Journal of Strategic Information Systems
- Discipline: Information systems
- Language: English
- Edited by: Bob Galliers

Publication details
- History: 1991-present
- Publisher: Elsevier
- Frequency: Quarterly
- Impact factor: 3.486 (2016)

Standard abbreviations
- ISO 4: J. Strateg. Inf. Syst.

Indexing
- CODEN: JSIYE3
- ISSN: 0963-8687
- LCCN: 92645897
- OCLC no.: 39189374

Links
- Journal homepage; Online archive;

= Journal of Strategic Information Systems =

The Journal of Strategic Information Systems is a quarterly peer-reviewed academic journal covering management, business, and organizational issues associated with the use of information systems. It was established in December 1991 by Bob Galliers, the initial editor-in-chief, and is published by Elsevier. Subsequent Editors-in-Chief were Guy Gable (Queensland University of Technology, 2019-2021), Yolande E. Chan (Desautels Faculty of Management, McGill University; 2021-2025) and Benoit Aubert (HEC Montreal) and Rajiv Sabherwal (University of Arkansas), since July 1, 2025.
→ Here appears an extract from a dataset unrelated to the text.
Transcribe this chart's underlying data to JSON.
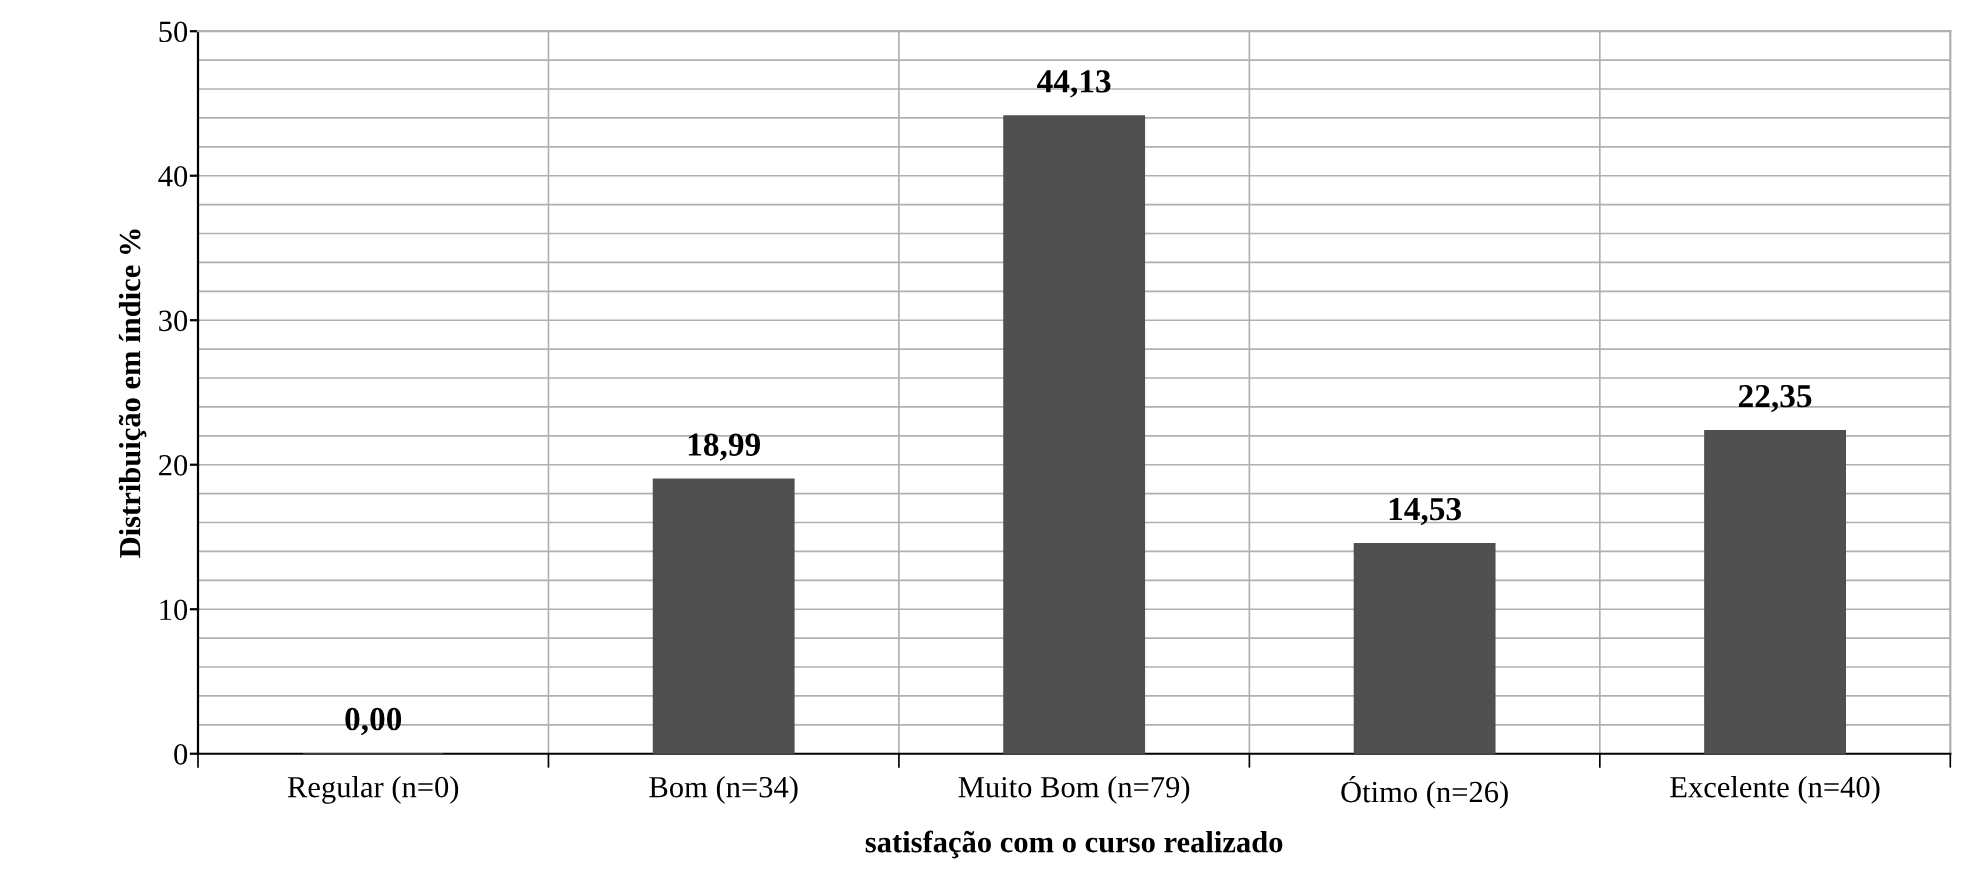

== Abstracting and indexing ==
The journal is abstracted and indexed in:

- Current Contents/Social & Behavioral Sciences
- INSPEC Computer and Control Abstracts
- Library and Information Science Abstracts
- Science Citation Index Expanded
- Social Sciences Citation Index
- PsycINFO
- Scopus

According to the Journal Citation Reports, the journal has a 2023 impact factor of 8.7.